AMA (NSW) has voiced concern for the safety and wellbeing of three doctors missing in Sri Lanka since Friday 15 May 2009. In a letter to the Minister for Foreign Affairs, Stephen Smith MP, AMA (NSW) President Dr Brian Morton called on the Australian Government to demand the Sri Lankan Government account for the missing doctors.
Dr Thangamuttu Sathiyamoorthy, Regional Director of health services in Kilinochchi, Dr Thurairajah Varatharajah, Regional Director of health services in Mullaitivu and Dr V. Shanmugarajah, were employed by the Sri Lankan Government to treat sick and wounded civilians trapped in the conflict zone and continued to do so in makeshift facilities even after shelling and bombardment attacks.
The doctors had reported on conditions in the conflict zone, banned to journalists.
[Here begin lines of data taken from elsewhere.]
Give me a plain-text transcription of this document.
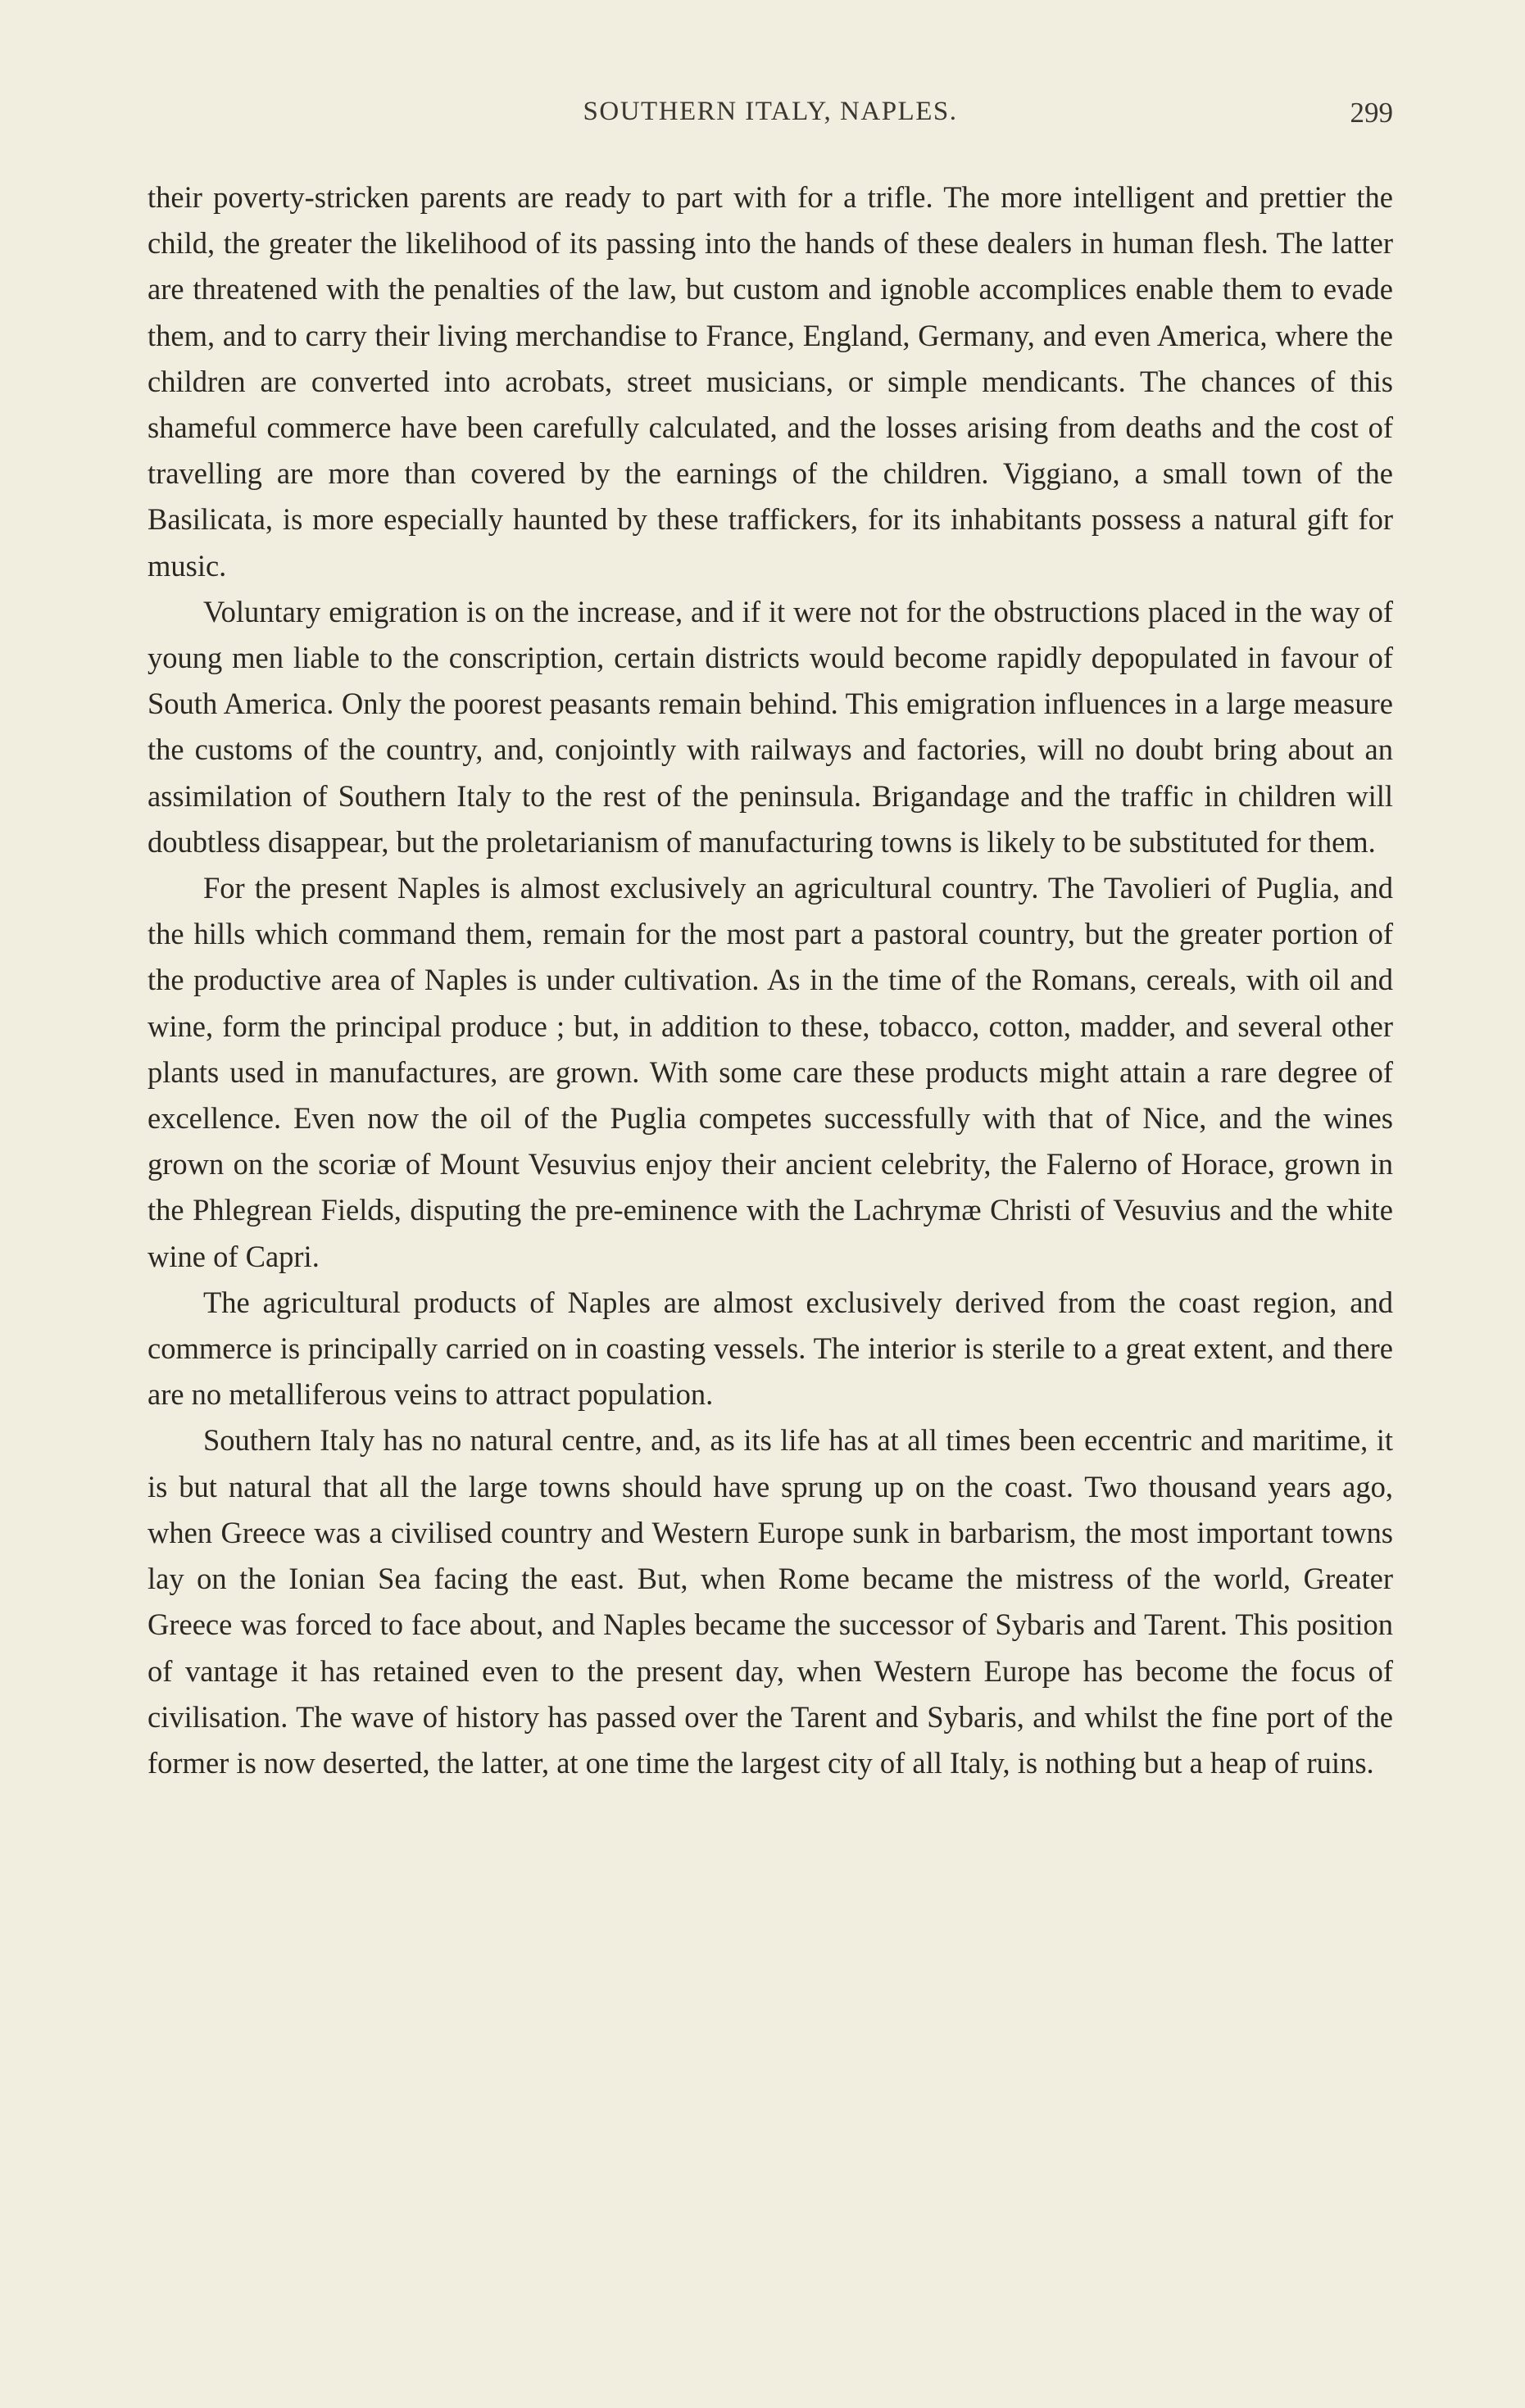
SOUTHERN ITALY, NAPLES.	299

their poverty-stricken parents are ready to part with for a trifle. The more intelligent and prettier the child, the greater the likelihood of its passing into the hands of these dealers in human flesh. The latter are threatened with the penalties of the law, but custom and ignoble accomplices enable them to evade them, and to carry their living merchandise to France, England, Germany, and even America, where the children are converted into acrobats, street musicians, or simple mendicants. The chances of this shameful commerce have been carefully calculated, and the losses arising from deaths and the cost of travelling are more than covered by the earnings of the children. Viggiano, a small town of the Basilicata, is more especially haunted by these traffickers, for its inhabitants possess a natural gift for music.

Voluntary emigration is on the increase, and if it were not for the obstructions placed in the way of young men liable to the conscription, certain districts would become rapidly depopulated in favour of South America. Only the poorest peasants remain behind. This emigration influences in a large measure the customs of the country, and, conjointly with railways and factories, will no doubt bring about an assimilation of Southern Italy to the rest of the peninsula. Brigandage and the traffic in children will doubtless disappear, but the proletarianism of manufacturing towns is likely to be substituted for them.

For the present Naples is almost exclusively an agricultural country. The Tavolieri of Puglia, and the hills which command them, remain for the most part a pastoral country, but the greater portion of the productive area of Naples is under cultivation. As in the time of the Romans, cereals, with oil and wine, form the principal produce ; but, in addition to these, tobacco, cotton, madder, and several other plants used in manufactures, are grown. With some care these products might attain a rare degree of excellence. Even now the oil of the Puglia competes successfully with that of Nice, and the wines grown on the scoriæ of Mount Vesuvius enjoy their ancient celebrity, the Falerno of Horace, grown in the Phlegrean Fields, disputing the pre-eminence with the Lachrymæ Christi of Vesuvius and the white wine of Capri.

The agricultural products of Naples are almost exclusively derived from the coast region, and commerce is principally carried on in coasting vessels. The interior is sterile to a great extent, and there are no metalliferous veins to attract population.

Southern Italy has no natural centre, and, as its life has at all times been eccentric and maritime, it is but natural that all the large towns should have sprung up on the coast. Two thousand years ago, when Greece was a civilised country and Western Europe sunk in barbarism, the most important towns lay on the Ionian Sea facing the east. But, when Rome became the mistress of the world, Greater Greece was forced to face about, and Naples became the successor of Sybaris and Tarent. This position of vantage it has retained even to the present day, when Western Europe has become the focus of civilisation. The wave of history has passed over the Tarent and Sybaris, and whilst the fine port of the former is now deserted, the latter, at one time the largest city of all Italy, is nothing but a heap of ruins.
Amnesty International has received reports doctors V.
Shanmugarajah and T. Sathiyamoorthy may currently be held at the Terrorist Investigation Division in Colombo and Dr Varatharajah has been seriously injured. The doctors’ families remain unsure of their whereabouts and do not have access to a lawyer.
“Despite the doctors’ heroic efforts to help thousands of displaced civilians amid ongoing threats to their own personal safety, it is now widely feared they may be held prisoner in reprisal for providing information about civilians in the conflict zone,” AMA (NSW) President, Dr Brian Morton said.